My brother and I booked the 'prime time' Saturday night demo slot, hoping to show off the new WW1 bombers. The guy organizing the events had seen my report the WW2 planes at MidSouth Con and asked if we could bring those, since he already had some other folks doing WW1 events and no one was doing the new WW2.. We were tempted to limit ourselves to WW2...

And then the bombers DID arrive in time!

Demo di WW2 Wings of Glory at Nashcon 2012

So we opted to do both.

We began with the WW2 planes first, using all the new Wings of Glory planes, plus some of the older models from Wings of War to give more variety. We varied from 5 to 8 players for a couple hours, keeping some through the whole time but others who were involved in something else but came over to play one scenario and then go back. Fortunately, the Wings series allows that.

These opening sessions were a bit unusual since we had a girl playing. I say 'girl'. She was maybe mid teens (that is getting harder for me to tell these days!) but she was very much a veteran flyer and enjoyed the game a great deal. She was also ‘expert’ at drawing zero damage chits, making her very dangerous indeed!

The early moves of the WW1 demo

After about two hours, a bunch of kids (I mean under 15—that’s ‘kids’ for me!) descended and one father among them. “We thought you would be using the bombers,” he said, and I explained that I was about to break them out right now. I’m not used to statements like that drawing a cheer but they did.

I had seen some other reports of people using Gothas and I had a particular mix of planes that made me want to make this an Allied mission. So the Capronis were escorted by Breguets, plus a Caudron R-11 (from Shapeways), against a force of mixed German fighters, all flown by the kids (with some parent support.)

Though the Germans presented a lot of firepower (6 As, 1 B, 1 flex B) the Allied were pretty good too. The German planes came in from all directions and soon found themselves delivering one shot but taking several in return.

First one German fighter fell, then another, then another, until they were all gone. On the Allied side all planes were still flying. One of the Breguets had taken more than 50% damage and so had the R-11, but none of the other Allied planes were in serious difficulty. By now it was past 11pm. I had thoughts about the bomber formation having to reverse course and ‘fly back home’ against more opposition, but there were young eyes beginning to droop (as were the eyes of the GM) so we called it to a natural halt then, knowing the clean up would take us awhile.

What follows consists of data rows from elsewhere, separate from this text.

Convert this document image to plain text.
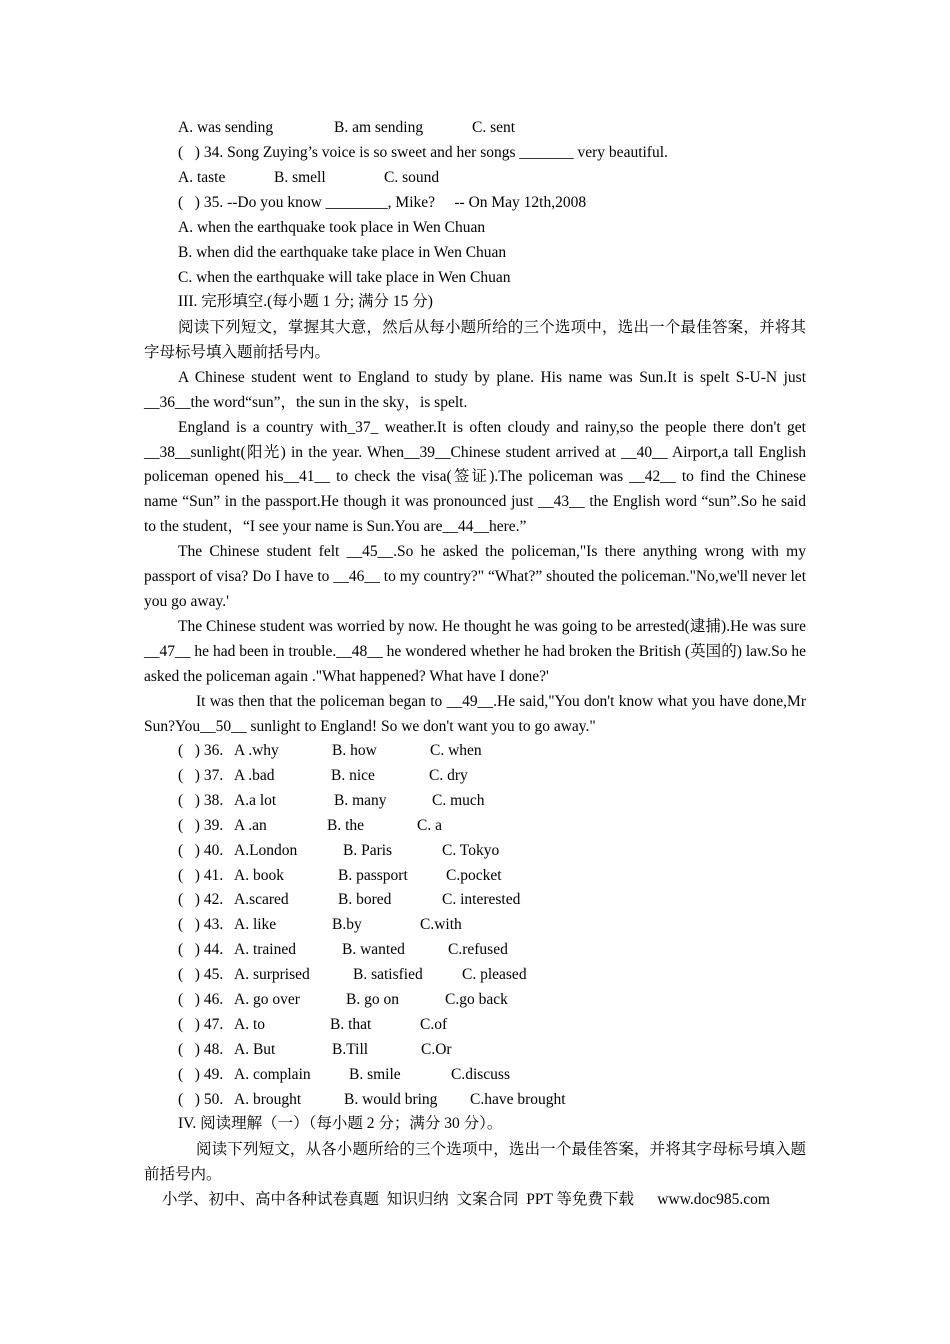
A. was sending	B. am sending	C. sent
(   ) 34. Song Zuying’s voice is so sweet and her songs _______ very beautiful.
A. taste	B. smell	C. sound
(   ) 35. --Do you know ________, Mike?     -- On May 12th,2008
A. when the earthquake took place in Wen Chuan
B. when did the earthquake take place in Wen Chuan
C. when the earthquake will take place in Wen Chuan
III. 完形填空.(每小题 1 分; 满分 15 分)

阅读下列短文，掌握其大意，然后从每小题所给的三个选项中，选出一个最佳答案，并将其字母标号填入题前括号内。

A Chinese student went to England to study by plane. His name was Sun.It is spelt S-U-N just __36__the word“sun”，the sun in the sky，is spelt.

England is a country with_37_ weather.It is often cloudy and rainy,so the people there don't get __38__sunlight(阳光) in the year. When__39__Chinese student arrived at __40__ Airport,a tall English policeman opened his__41__ to check the visa(签证).The policeman was __42__ to find the Chinese name “Sun” in the passport.He though it was pronounced just __43__ the English word “sun”.So he said to the student，“I see your name is Sun.You are__44__here.”

The Chinese student felt __45__.So he asked the policeman,"Is there anything wrong with my passport of visa? Do I have to __46__ to my country?" “What?” shouted the policeman."No,we'll never let you go away.'

The Chinese student was worried by now. He thought he was going to be arrested(逮捕).He was sure __47__ he had been in trouble.__48__ he wondered whether he had broken the British (英国的) law.So he asked the policeman again ."What happened? What have I done?'

It was then that the policeman began to __49__.He said,"You don't know what you have done,Mr Sun?You__50__ sunlight to England! So we don't want you to go away."

(   ) 36. A .why	B. how	C. when
(   ) 37. A .bad	B. nice	C. dry
(   ) 38. A.a lot	B. many	C. much
(   ) 39. A .an	B. the	C. a
(   ) 40. A.London	B. Paris	C. Tokyo
(   ) 41. A. book	B. passport C.pocket
(   ) 42. A.scared	B. bored	C. interested
(   ) 43. A. like	B.by	C.with
(   ) 44. A. trained	B. wanted	C.refused
(   ) 45. A. surprised	B. satisfied	C. pleased
(   ) 46. A. go over	B. go on	C.go back
(   ) 47. A. to	B. that	C.of
(   ) 48. A. But	B.Till	C.Or
(   ) 49. A. complain B. smile	C.discuss
(   ) 50. A. brought	B. would bring C.have brought
IV. 阅读理解（一）（每小题 2 分；满分 30 分）。

阅读下列短文，从各小题所给的三个选项中，选出一个最佳答案，并将其字母标号填入题前括号内。

小学、初中、高中各种试卷真题  知识归纳  文案合同  PPT 等免费下载      www.doc985.com
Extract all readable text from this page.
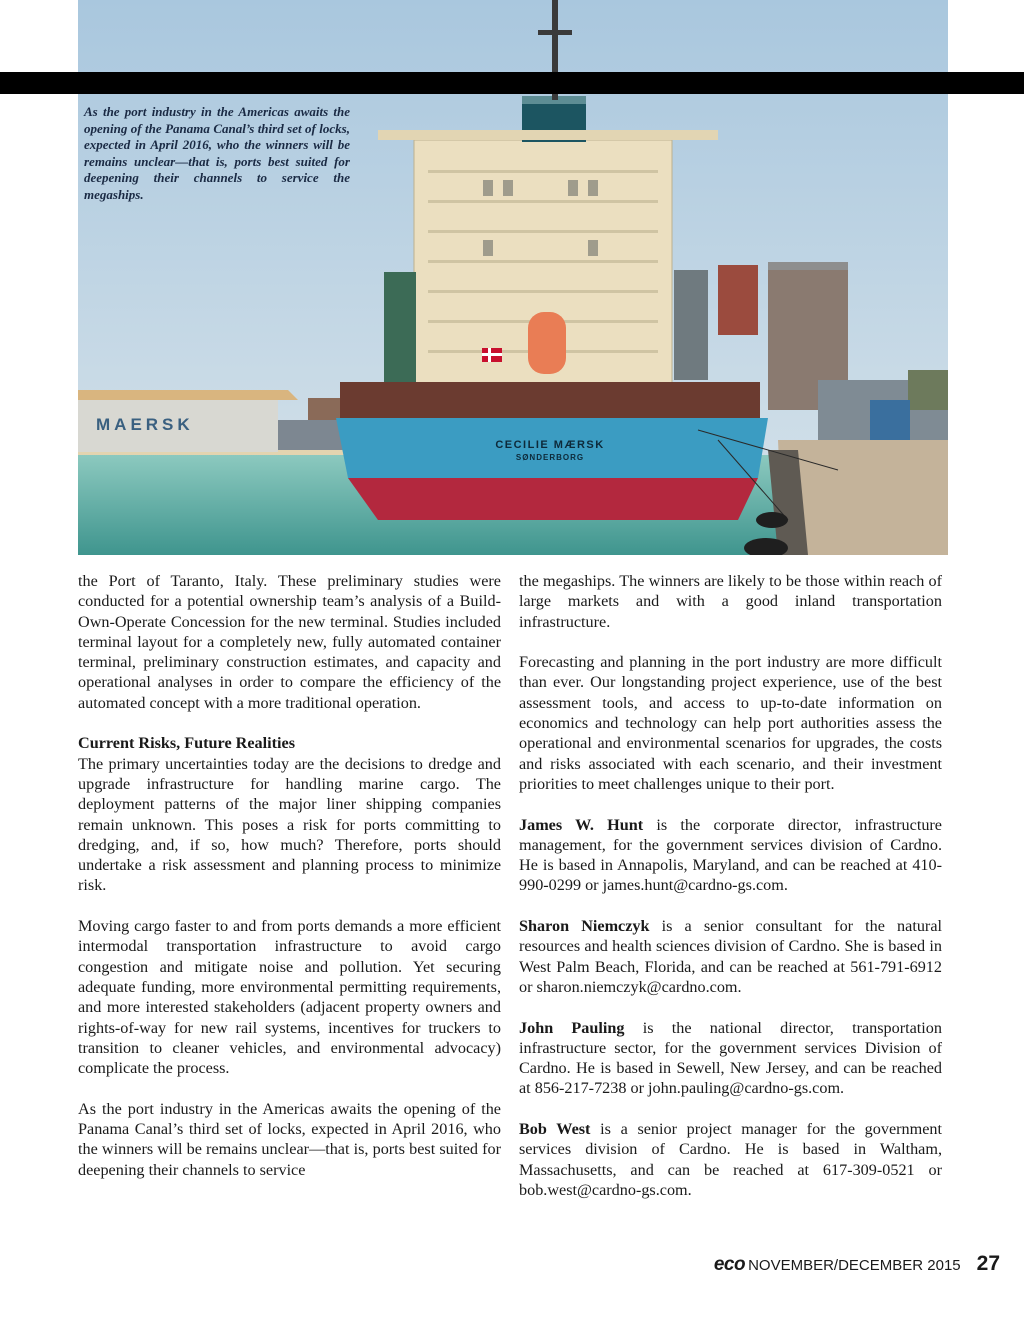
MAERSK
CECILIE MÆRSK
SØNDERBORG
As the port industry in the Americas awaits the opening of the Panama Canal’s third set of locks, expected in April 2016, who the winners will be remains unclear—that is, ports best suited for deepening their channels to service the megaships.

the Port of Taranto, Italy. These preliminary studies were conducted for a potential ownership team’s analysis of a Build-Own-Operate Concession for the new terminal. Studies included terminal layout for a completely new, fully automated container terminal, preliminary construction estimates, and capacity and operational analyses in order to compare the efficiency of the automated concept with a more traditional operation.

Current Risks, Future Realities
The primary uncertainties today are the decisions to dredge and upgrade infrastructure for handling marine cargo. The deployment patterns of the major liner shipping companies remain unknown. This poses a risk for ports committing to dredging, and, if so, how much? Therefore, ports should undertake a risk assessment and planning process to minimize risk.

Moving cargo faster to and from ports demands a more efficient intermodal transportation infrastructure to avoid cargo congestion and mitigate noise and pollution. Yet securing adequate funding, more environmental permitting requirements, and more interested stakeholders (adjacent property owners and rights-of-way for new rail systems, incentives for truckers to transition to cleaner vehicles, and environmental advocacy) complicate the process.

As the port industry in the Americas awaits the opening of the Panama Canal’s third set of locks, expected in April 2016, who the winners will be remains unclear—that is, ports best suited for deepening their channels to service

the megaships. The winners are likely to be those within reach of large markets and with a good inland transportation infrastructure.

Forecasting and planning in the port industry are more difficult than ever. Our longstanding project experience, use of the best assessment tools, and access to up-to-date information on economics and technology can help port authorities assess the operational and environmental scenarios for upgrades, the costs and risks associated with each scenario, and their investment priorities to meet challenges unique to their port.

James W. Hunt is the corporate director, infrastructure management, for the government services division of Cardno. He is based in Annapolis, Maryland, and can be reached at 410-990-0299 or james.hunt@cardno-gs.com.

Sharon Niemczyk is a senior consultant for the natural resources and health sciences division of Cardno. She is based in West Palm Beach, Florida, and can be reached at 561-791-6912 or sharon.niemczyk@cardno.com.

John Pauling is the national director, transportation infrastructure sector, for the government services Division of Cardno. He is based in Sewell, New Jersey, and can be reached at 856-217-7238 or john.pauling@cardno-gs.com.

Bob West is a senior project manager for the government services division of Cardno. He is based in Waltham, Massachusetts, and can be reached at 617-309-0521 or bob.west@cardno-gs.com.

eco NOVEMBER/DECEMBER 2015 27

A group of kids playing at the WW1 demo

I want to thank my brother for helping with the demo, both in keeping the kids in order (and keeping me calm!). He realized we had something special going here and took plenty of photos.

I also want to compliment the kids, who played well and, except for one measurement ruler mangled by an anxious pilot, the equipment saw no damage. That was a real relief to the GM!

Wings of Glory remains one of my very favorite games, both to play and to administer in a demo. It’s easy for VERY new players to get involved but has layers of complexity that can be added for seasoned veterans. I’m very relieved that Ares has picked up the Wings of War franchise and will continue. I very much look forward to demoing early war planes for WW1, and adding bombers to WW2. (There is a Battle of Britain demo somewhere in my future, I hope!)"

Ares Games thanks Kevin and Steven Duke for the demos at Nashcon 2012 and for the report and pictures.